Gert und Jenny gingen unter den mageren Nadelbäumen Seite an Seite über den Weg hinab. Einmal stand er still und pflückte einige vertrocknete Erdbeeren, sprang ihr nach und steckte sie ihr in den Mund. Sie lächelte ein wenig zum Dank und er nahm ihre Hand, während sie hinunter gingen, dem Wasser zu, das hinter den Bäumen unter der Sonnenbrücke bläulich schimmerte.

Er sah fröhlich und jung aus in dem hellen Sommeranzug. Der Panamahut verbarg sein Haar.

Jenny setzte sich an den Waldrand und Gert streckte sich vor ihr im Schatten der großen Hängebirken aus.

Es war glühend heiß und still. Der Grashügel, der am Strande auslief, war gelbgefärbt vom Sonnenbrand. Ueber Nesodden stand eine metallblaue Dunstwolke, hinter deren Rand einige Wölkchen hervorglitten, rauchgelb und weißlich. Der Fjord breitete sich lichtblau aus, von quirlenden Stromstreifen unterbrochen; die Segler weit draußen lagen still und weiß auf der Fläche und der Rauch der Dampfschiffe stand unendlich lange in grauen Streifen in der schwülen Luft.

Aber zwischen den Steinen, die von der Ebbe bloßgelegt waren, rieselte das Wasser, und die rankenartigen Zweige der Hängebirken bewegten sich ganz sacht über ihnen, indem hin und wieder ein Blatt, in der Trockenheit verdorrt, herniedersank.

Gert nahm eines, das sich in ihrer lichten Haarflut verfangen hatte, fort, sie hatte den Hut abgelegt. Er betrachtete das Blatt:

„Ist es nicht sonderbar, daß es in diesem Jahre nicht regnen kann, du? Ihr Frauen habt es gut, ihr dürft so dünn gekleidet gehen. Dein Kleid sieht übrigens wie Halbtrauer aus, wenn du nicht die hellrosa Perlen trägst, aber es steht dir außerordentlich gut!“

Das Kleid war weiß und durchsichtig, mit kleinen schwarzen Blumen gemustert, überall gekräuselt und von einem strammen schwarzseidenen Gürtelband zusammengehalten. Der Strohhut, den sie im Schoß hatte, war ebenfalls schwarz, mit schwarzen Sammetrosen geziert. Nur die blaßroten Krystallperlen leuchteten auf der reinen Haut des Halses.

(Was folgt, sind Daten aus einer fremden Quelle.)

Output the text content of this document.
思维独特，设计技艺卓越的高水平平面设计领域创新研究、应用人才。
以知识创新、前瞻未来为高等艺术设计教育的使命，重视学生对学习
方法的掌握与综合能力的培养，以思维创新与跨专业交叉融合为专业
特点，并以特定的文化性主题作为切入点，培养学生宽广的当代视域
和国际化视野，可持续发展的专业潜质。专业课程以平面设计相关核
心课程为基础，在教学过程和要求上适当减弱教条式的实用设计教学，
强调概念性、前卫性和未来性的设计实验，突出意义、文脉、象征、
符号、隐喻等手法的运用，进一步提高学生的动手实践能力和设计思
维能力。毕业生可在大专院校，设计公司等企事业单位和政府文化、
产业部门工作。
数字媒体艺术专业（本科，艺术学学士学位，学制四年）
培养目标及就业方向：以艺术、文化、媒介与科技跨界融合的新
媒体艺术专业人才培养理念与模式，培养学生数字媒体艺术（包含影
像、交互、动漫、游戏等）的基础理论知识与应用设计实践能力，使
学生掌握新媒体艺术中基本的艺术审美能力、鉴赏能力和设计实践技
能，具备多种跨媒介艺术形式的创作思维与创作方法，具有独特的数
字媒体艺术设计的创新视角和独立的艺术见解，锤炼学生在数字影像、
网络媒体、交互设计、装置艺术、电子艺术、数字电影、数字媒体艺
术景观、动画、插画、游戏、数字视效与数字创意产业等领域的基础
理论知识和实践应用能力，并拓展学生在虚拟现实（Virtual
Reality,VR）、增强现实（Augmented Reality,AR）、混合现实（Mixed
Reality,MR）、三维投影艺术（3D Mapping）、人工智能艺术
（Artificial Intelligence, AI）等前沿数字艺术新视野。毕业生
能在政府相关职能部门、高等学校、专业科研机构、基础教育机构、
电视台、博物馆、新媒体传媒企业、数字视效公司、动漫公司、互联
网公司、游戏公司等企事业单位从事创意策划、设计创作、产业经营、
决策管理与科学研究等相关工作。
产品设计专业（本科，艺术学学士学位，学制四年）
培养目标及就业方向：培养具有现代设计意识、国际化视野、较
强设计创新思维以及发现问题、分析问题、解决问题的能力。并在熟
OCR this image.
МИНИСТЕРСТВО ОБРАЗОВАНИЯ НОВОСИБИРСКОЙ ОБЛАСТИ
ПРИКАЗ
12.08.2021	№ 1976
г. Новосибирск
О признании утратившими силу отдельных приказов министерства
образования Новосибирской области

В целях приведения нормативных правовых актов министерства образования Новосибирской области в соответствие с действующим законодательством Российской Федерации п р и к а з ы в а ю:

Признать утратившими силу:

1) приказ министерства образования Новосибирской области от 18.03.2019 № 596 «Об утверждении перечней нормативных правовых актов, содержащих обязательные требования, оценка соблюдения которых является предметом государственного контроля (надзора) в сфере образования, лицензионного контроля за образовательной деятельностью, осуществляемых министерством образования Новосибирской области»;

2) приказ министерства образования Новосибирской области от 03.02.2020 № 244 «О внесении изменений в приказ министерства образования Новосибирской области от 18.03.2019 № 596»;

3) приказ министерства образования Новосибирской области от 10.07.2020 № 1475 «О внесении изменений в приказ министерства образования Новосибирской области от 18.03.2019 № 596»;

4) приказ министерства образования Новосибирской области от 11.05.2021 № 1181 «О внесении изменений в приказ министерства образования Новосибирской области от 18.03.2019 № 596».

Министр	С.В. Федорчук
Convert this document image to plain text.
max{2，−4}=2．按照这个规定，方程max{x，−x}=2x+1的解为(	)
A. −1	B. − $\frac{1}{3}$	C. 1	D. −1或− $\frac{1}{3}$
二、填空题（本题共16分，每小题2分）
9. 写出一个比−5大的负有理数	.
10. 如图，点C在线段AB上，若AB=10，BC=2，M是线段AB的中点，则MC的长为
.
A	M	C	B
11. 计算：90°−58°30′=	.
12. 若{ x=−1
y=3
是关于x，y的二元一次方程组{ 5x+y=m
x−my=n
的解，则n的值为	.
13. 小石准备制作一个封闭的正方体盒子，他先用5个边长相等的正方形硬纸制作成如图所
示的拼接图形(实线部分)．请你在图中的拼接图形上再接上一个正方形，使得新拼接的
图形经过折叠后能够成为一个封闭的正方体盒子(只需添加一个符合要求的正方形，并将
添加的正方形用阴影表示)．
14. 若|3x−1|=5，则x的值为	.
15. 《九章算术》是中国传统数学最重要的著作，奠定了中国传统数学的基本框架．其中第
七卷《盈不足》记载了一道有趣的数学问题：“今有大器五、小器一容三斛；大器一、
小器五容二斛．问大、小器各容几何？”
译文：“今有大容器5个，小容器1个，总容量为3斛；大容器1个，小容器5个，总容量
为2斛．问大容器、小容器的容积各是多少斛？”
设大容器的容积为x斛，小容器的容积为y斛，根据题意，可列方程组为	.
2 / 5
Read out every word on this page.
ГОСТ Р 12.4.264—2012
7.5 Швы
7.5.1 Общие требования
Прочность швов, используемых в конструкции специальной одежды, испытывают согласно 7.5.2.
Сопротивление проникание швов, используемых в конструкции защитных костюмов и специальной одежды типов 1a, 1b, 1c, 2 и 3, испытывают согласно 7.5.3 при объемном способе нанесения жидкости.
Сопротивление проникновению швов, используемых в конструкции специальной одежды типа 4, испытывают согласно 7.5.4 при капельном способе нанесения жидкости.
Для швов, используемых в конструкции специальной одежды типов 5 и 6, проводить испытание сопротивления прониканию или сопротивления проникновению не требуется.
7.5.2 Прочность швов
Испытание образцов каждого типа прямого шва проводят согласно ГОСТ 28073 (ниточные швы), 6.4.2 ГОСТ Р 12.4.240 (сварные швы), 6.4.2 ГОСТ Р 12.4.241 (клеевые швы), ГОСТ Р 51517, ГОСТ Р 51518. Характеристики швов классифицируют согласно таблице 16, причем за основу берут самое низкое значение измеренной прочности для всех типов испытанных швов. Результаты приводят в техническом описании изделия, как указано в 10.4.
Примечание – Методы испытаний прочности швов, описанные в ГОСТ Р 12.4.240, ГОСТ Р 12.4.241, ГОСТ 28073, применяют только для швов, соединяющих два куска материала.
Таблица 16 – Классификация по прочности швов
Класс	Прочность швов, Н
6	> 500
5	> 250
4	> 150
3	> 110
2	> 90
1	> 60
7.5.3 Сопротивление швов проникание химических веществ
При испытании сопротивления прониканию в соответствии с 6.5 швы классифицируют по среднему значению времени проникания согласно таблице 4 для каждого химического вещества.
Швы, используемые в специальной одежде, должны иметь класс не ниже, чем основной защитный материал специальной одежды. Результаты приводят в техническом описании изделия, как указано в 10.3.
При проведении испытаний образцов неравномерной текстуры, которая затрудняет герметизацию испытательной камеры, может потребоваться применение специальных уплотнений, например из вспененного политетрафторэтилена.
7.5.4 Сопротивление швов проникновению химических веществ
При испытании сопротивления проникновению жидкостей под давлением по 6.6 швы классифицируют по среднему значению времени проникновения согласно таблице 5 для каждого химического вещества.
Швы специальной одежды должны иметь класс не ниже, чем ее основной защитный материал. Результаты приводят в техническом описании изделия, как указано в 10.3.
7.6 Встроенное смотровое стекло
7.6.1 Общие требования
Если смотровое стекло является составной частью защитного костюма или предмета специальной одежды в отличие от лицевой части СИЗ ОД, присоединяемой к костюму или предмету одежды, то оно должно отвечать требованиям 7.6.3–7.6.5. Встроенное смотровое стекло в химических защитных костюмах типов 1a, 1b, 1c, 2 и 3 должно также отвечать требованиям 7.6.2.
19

Er beugte sich vor, so daß er ihren Fuß gerade über dem Ausschnitt des Schuhes küssen konnte. Dann strich er mit zwei Fingern über die feine Biegung des Spanns mit dem durchsichtigen Strumpf und faßte um ihre Knöchel.

Kurz darauf schob sie behutsam seine Hand zurück, er griff nach der ihren, hielt sie fest und lächelte zu ihr empor. Sie lächelte zurück, dann drehte sie den Kopf nach der anderen Seite.

„Du bist so still, Jenny, ist dir die Wärme lästig?“

„Ja,“ sagte sie. Dann schwiegen sie wieder.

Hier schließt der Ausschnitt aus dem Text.